Musik kann sehr falsch aufgefasst werden, was für die einen Musik ist, ist für andere Lärm und das gilt für die Musik auf der Erde, jetzt stell dir mal andere Planeten vor.



troppa schrieb:


> Aber ID4 habt ihr schon gesehen xD. Ich glaube nicht, dass eine soweit entwickelte Zivilisation sich auf einen solangen Weg machen würde, nur um unseren kränkelden Planeten (der dann bei ihrer Ankunft wahrscheinlich eh Matsch ist) zu besetzen, wo doch in ihrer "Nähe" größere und schönere "unbewohntere" Planeten gibt. Schon mal über die Möglichkeit ein schwarzes Loch zu erzeugen oder eine Materie-Antimaterie-Bombe nachgedacht? Keine Ahnung was die dann so können.


 
Nun ja, wenn ich die Wahl habe zwischen einen toten Planeten, der gerade von einem roten Riesen geschluckt wird und der Erde, brauche ich nicht lange zu überlegen, welchen ich nehmen würde, wenn ich ein Alien wäre. 
Und die Aliens sind auch faul, genauso wie die Menschen. Wieso einen Planeten erst terraformen (oder was auch immer), was 20 Generationen dauert oder so, wenn man einen blauen, wasserhaltigen praktisch nebenan hat?
OK, da leben schon welche drauf, aber für die Aliens sind wir Menschen vielleicht nichts anders als was für uns die Schaben sind.
Und sie könnten mit überlegenden Technologie die Menschen vom All aus angreifen, z.B. einen Asteroiden auf die Erde schleudern oder sowas. Aliens, die in Generationenschiffen reisen, haben schon ein paar Jahre Zeit.


----------



## ruyven_macaran (16. Dezember 2011)

*AW: Weltraumteleskop Kepler entdeckt erdähnlichen Klasse-M-Planeten*



axel25 schrieb:


> Auch da stellen sich ,denke ich, größere Probleme in den Weg:
> 
> Benutzt der andere ein uns bekanntes Zahlensystem?
> Wie weit ist er in seinen Forschungen? Jemand, der uns tausende  Jahre in der Forschung vorraus ist, wird mit Sicherheit mehr vom  Universum verstehen als wir. Gleichzeitig können wir jemandem, der auch  nur 100 Jahre hinter uns herhinkt, nicht mit unseren Ideen zum  FTL-Antrieb (*keine Diskussion, bitte)*, der Quantenphysik und Kernkraftwerken kommen.

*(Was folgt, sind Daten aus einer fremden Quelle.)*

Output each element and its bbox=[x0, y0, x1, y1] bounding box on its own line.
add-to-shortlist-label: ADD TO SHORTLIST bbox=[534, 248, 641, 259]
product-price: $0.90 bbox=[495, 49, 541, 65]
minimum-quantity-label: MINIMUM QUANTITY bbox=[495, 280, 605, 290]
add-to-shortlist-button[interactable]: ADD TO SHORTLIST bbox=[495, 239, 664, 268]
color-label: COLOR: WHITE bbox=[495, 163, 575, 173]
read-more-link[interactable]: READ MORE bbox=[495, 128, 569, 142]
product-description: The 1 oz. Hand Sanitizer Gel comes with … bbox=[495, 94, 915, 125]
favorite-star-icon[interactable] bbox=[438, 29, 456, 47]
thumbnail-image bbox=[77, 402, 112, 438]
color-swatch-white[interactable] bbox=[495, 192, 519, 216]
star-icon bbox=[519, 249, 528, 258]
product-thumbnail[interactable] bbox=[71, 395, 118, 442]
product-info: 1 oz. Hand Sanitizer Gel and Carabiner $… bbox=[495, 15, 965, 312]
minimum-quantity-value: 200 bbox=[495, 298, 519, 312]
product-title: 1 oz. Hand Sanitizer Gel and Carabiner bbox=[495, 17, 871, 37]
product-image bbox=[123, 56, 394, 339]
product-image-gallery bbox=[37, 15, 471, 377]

Mathematik und erst recht Naturwissenschaft sind unabhängig vom Zahlensystem. Abgesehen davon, dass sich für den Beginn ohnehin astronomische Phänomene als Thema anbieten würden (ganz ohne Zahlen darstellbar), ist und bleibt eine Zahl eine Zahl. Überall. Was man wechseln kann, sind die Ziffern, mit denen man sie schreibt und die Zählweise bestimmter Stellen. Aber da man Zahlen anhand von zu zählenden Objekten demonstrieren kann, ist auch das kein Problem. Aliens würden ihr System mit hoher Wahrscheinlichkeit auf einer anderen Basis aufbauen (hey - selbst _Homo sapiens_ hat Systeme mit 2, 8, 10, 12, 16 und 20 in größerer Zahl genutzt)
Extrem große Unterschiede in der Forschung halte ich auch für bewältigbar. Wenn eine von beiden Zivilisationen deutlich rückständiger ist, sollte sie von der anderen weitesgehend unbemerkt observiert werden können, so dass diese ihre höhere Entwicklung nutzen kann, um eine angemessen Kontaktform zu finden. Problematisch könnten komplett anders entwickelte Zivilisationen sein, namentlich nicht-technische. Die Menschheit hat mehrere Jahrhundertausende gebraucht, um zu kapieren, das Wale nicht nur jaulen, sondern über 100 km kommunizieren. Sollten wir auf einem anderen Planeten eine geistig hochentwickelte Zivilisation vorfinden, die auf technischen Fortschritt und die Verunstaltung ihrer Umwelt verzichtet, würden wir sie vermutlich überhaupt nicht als solche erkennen.



> Worst-Case³, was? Ich wüsste nur eine Variante, wie man so etwas  hinkriegen kann: Man baue ein sehr großes Raumschiff mit sehr vielen  ICBM und großen Magazinen und fange an, die Oberfläche in Stücke zu  schießen. Selbst dann dürfte man allerings wohl noch irgendwo Sauerstoff  finden können. Atembar wäre allerdings was anderes.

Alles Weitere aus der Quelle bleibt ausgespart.